Drei weitere Erkrankungen
Milzbrand-Post an das Weiße Haus

Milzbrand-Erreger sind am Dienstag auch in einer Postprüfstelle des Weißen Hauses in Washington entdeckt worden. Das Weiße Haus selbst sei nicht gefährdet, erklärte Präsident George W. Bush. Nach Angaben seines Sprechers Ari Fleischer wurden alle Postmitarbeiter auf Spuren der gefährlichen Bakterien getestet.

ap WASHINGTON. Die Stelle liegt mehrere Kilometer vom Präsidentensitz entfernt und wurde für weitere Untersuchungen geschlossen. Unterdessen wurden drei weitere Angestellte des zentralen Brentwood-Postamts in Washington wegen Milzbrand-Symptomen behandelt. In der Hoffnung auf Hinweise aus der Bevölkerung veröffentlichten die US-Behörden die Texte dreier Milzbrand-Briefe. Alle drei Schreiben enthielten demnach Drohungen gegen die USA und gegen Israel und waren auf den 11. September datiert, dem Tag der Anschläge in New York und Washington. Belege für einen Zusammenhang mit den Terroranschlägen vom 11. September gibt es nach Angaben von Justizminister John Ashcroft nicht.

Die in Großbuchstaben verfassten Briefe an NBC-Moderator Tom Brokaw und an die "New York Post" warnten die Empfänger: "Nehmt sofort Penazilin" - wobei der Wirkstoff falsch geschrieben wurde.
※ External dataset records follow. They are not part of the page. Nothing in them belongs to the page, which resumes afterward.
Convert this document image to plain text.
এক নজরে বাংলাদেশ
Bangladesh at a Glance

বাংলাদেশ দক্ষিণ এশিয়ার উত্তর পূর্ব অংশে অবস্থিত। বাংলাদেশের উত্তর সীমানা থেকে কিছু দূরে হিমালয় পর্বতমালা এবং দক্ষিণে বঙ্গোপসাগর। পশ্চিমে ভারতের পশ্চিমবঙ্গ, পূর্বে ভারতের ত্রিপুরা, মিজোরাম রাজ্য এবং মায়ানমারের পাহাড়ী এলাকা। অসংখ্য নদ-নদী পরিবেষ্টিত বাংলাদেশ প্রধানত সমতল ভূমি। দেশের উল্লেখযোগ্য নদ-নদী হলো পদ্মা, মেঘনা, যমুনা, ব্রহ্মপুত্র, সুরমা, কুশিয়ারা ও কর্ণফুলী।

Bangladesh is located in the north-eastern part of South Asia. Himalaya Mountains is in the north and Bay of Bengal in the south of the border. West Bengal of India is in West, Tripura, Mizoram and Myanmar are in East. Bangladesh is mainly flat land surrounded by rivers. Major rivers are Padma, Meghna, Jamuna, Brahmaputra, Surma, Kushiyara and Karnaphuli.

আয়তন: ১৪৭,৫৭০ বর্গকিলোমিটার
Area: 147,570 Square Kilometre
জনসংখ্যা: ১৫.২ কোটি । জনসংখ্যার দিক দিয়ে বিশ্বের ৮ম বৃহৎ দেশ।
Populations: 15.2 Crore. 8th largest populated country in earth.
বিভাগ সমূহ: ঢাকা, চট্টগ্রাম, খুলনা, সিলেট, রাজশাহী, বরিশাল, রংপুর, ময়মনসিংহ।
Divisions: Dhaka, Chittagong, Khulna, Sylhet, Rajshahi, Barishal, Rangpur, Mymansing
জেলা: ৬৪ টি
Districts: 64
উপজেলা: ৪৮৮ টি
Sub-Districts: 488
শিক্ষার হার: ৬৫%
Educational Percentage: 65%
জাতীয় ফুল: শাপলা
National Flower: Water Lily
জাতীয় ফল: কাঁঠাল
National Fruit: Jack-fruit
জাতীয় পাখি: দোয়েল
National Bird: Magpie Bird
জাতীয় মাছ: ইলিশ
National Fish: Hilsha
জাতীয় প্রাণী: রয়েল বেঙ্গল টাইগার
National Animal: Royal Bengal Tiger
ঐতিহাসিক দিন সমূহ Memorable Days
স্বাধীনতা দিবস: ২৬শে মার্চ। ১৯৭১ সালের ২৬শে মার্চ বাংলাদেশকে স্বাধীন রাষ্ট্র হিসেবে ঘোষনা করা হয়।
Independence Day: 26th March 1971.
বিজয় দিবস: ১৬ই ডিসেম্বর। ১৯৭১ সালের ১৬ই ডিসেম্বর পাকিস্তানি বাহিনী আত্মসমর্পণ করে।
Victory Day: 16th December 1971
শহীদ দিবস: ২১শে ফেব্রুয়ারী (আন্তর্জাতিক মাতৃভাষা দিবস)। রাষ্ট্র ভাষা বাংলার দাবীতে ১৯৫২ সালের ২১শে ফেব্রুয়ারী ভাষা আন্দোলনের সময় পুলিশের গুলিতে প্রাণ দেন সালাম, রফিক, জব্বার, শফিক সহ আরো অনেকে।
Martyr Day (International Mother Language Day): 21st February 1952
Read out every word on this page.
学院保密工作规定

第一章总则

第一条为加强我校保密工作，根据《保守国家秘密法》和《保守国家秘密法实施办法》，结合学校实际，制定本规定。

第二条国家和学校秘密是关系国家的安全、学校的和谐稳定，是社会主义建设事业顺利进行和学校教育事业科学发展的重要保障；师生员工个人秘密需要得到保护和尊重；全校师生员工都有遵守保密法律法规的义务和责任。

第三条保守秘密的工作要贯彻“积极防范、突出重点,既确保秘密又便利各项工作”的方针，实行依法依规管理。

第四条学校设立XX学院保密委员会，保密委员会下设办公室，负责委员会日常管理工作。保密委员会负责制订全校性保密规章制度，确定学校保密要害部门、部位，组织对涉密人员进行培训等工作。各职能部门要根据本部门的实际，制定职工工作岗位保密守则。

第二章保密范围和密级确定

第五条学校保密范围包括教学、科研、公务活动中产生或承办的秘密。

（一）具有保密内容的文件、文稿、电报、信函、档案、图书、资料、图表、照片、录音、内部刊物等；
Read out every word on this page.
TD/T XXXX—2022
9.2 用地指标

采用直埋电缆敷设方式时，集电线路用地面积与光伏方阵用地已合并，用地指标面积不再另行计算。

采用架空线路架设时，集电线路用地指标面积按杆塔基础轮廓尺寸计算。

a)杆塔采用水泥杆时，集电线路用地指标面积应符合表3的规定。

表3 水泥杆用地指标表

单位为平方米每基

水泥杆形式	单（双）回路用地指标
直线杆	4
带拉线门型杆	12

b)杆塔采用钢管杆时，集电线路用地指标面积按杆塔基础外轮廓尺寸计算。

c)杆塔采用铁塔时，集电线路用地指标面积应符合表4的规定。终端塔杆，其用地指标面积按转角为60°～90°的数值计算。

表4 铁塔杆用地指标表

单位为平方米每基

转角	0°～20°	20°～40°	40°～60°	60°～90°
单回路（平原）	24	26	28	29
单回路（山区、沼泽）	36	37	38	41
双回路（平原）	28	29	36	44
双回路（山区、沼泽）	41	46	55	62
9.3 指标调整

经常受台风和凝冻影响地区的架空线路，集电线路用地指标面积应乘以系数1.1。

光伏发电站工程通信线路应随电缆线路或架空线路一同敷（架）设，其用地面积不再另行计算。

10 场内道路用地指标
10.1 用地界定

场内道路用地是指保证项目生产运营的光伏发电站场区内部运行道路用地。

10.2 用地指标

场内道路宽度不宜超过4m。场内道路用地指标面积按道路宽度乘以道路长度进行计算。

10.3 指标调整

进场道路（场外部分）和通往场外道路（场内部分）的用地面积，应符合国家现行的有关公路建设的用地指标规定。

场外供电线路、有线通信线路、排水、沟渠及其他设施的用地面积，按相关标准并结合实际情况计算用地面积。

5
In dem Schreiben an US-Senator Tom Daschle hieß es: "Ihr könnt uns nicht stoppen. Wir haben dieses Anthrax. Ihr sterbt jetzt. Habt ihr Angst? Tod für Amerika. Tod für Israel. Allah ist groß." Zwei der Briefumschläge waren schon vor einigen Tagen veröffentlicht worden, die Buchstaben auf den Umschlägen sind in allen drei Fällen ähnlich. Die Briefe wurden in Trenton im US-Staat New Jersey aufgegeben und trugen Poststempel vom 18. September und 9. Oktober.

Vorsorgliche Behandlung mit Antibiotika

Nach Kritik von Postmitarbeitern und Politikern, die Gesundheitsbehörden hätten zu spät mit Tests auf die Milzbrand-Anschläge reagiert, sicherte Gesundheitminister Tommy Thompson künftig sofortige Maßnahmen zu. Beim Auftauchen eines Milzbrand-Briefes würden alle, die mit dem Schreiben in Kontakt gekommen sein könnten, umgehend untersucht. Rund 7 000 Postmitarbeitern in Manhattan, durch deren Poststellen Anthrax-Briefe transportiert worden sein könnten, wurde die vorsorgliche Behandlung mit Antibiotika angeboten.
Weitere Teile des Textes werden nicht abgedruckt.